Агрессор нынче нагл как никогда. Прет напролом. Ничто его не сдерживает, не настораживает, ибо мир стал однополярным. Не на кого оглядываться. Советский Союз сошел с международной арены. Америка, по сути, одна правит миром. Произвол же, учит история, до добра не доводит, нет. Тому есть уже тревожные симптомы. Причем не только по кодексу международного права. Сильные мира сего ставят себя превыше общечеловеческих законов: гневят небо, а сатану тешат. Да что закон! Ради корысти первое лицо государства способно нарушить обет, даже совершить клятвопреступление. До сих пор стоит перед глазами сцена, достойная пера Шекспира: Билл Клинтон клянется в конгрессе США, обвинявшего своего президента в порочной связи «канцелярским способом» с Моникой Левински. И то была наглая ложь, которую святой не назовешь. Целый год политическая жизнь Америки вертелась вокруг мужского достоинства хозяина Белого дома. В конце же фарисеи-краснобаи до такого неслыханного цинизма договорились: ради блага Америки разок-другой можно и солгать.

Невольно напрашивается аналогия. Кабы этак опростоволосился кто-либо из первых (или даже вторых) лиц нашего государства за все годы существования СССР. Можно не сомневаться: этого «факта» хватило бы на сто лет улюлюканья и свистопляски по всем каналам СМИ, во всех форматах. Ведь сколько грязных сплетен о Ленине, Сталине и их соратниках пущено в оборот бессовестными борзописцами. И по сей день смакуют политическую жвачку, захлебываясь слюной: шустеры, Черкизовы, бабицкие и иже с ними «властители дум».

Дожив до седых волос, я только теперь понял: с демагогами и талмудистами спорить бесполезно, бессмысленно. Убаюкают, опутают, заморочат лживыми словами.

Недавно в открытом эфире два теолога вскользь коснулись затасканной темы. Они убеждали друг друга: сатанинские походы на святую землю были исторически оправданы, ибо способствовали распространению цивилизации. И вывод: все, что переживает теперь Россия, пойдет стране и народу на пользу.

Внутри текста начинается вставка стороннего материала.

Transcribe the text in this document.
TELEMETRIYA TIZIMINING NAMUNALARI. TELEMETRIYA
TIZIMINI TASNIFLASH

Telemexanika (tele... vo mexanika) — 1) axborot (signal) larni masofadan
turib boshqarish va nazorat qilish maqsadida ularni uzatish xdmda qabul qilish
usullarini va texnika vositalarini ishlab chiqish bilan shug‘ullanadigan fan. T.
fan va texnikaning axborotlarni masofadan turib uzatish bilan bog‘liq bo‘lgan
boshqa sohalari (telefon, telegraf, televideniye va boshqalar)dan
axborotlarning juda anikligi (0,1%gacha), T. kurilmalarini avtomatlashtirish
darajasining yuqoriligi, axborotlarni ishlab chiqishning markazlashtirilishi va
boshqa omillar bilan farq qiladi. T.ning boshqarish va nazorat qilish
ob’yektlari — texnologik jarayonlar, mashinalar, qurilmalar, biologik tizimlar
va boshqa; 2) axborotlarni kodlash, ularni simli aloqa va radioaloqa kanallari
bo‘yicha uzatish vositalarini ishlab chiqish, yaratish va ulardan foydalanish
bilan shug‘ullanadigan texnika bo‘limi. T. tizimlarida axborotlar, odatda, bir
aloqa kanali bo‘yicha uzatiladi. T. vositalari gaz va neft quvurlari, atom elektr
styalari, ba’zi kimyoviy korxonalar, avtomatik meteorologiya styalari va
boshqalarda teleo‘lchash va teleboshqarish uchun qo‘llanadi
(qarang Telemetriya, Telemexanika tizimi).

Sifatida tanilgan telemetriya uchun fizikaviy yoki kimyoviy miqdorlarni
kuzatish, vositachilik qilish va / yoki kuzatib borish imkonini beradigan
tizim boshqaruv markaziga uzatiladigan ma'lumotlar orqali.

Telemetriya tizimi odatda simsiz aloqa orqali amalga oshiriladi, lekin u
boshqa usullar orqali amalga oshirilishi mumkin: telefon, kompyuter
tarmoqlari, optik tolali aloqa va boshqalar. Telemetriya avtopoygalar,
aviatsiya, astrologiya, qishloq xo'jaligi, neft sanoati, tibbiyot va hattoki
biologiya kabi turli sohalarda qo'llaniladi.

Сказано было без обиняков. Политологи из разношерстного лагеря демократов ту же самую мысль выражают витиевато, впрочем, с глубоким подтекстом. Да, Россия велика, богата, прекрасна, однако недостаточно ци-ви-ли-зо-ван-на. Потому россиянам много чего надо перенять у Запада. Таким образом подкорректировать (читай: облагородить) свой корявый менталитет. Особенно по части гражданских прав. С чем у нас (после семнадцатого года) неблагополучно.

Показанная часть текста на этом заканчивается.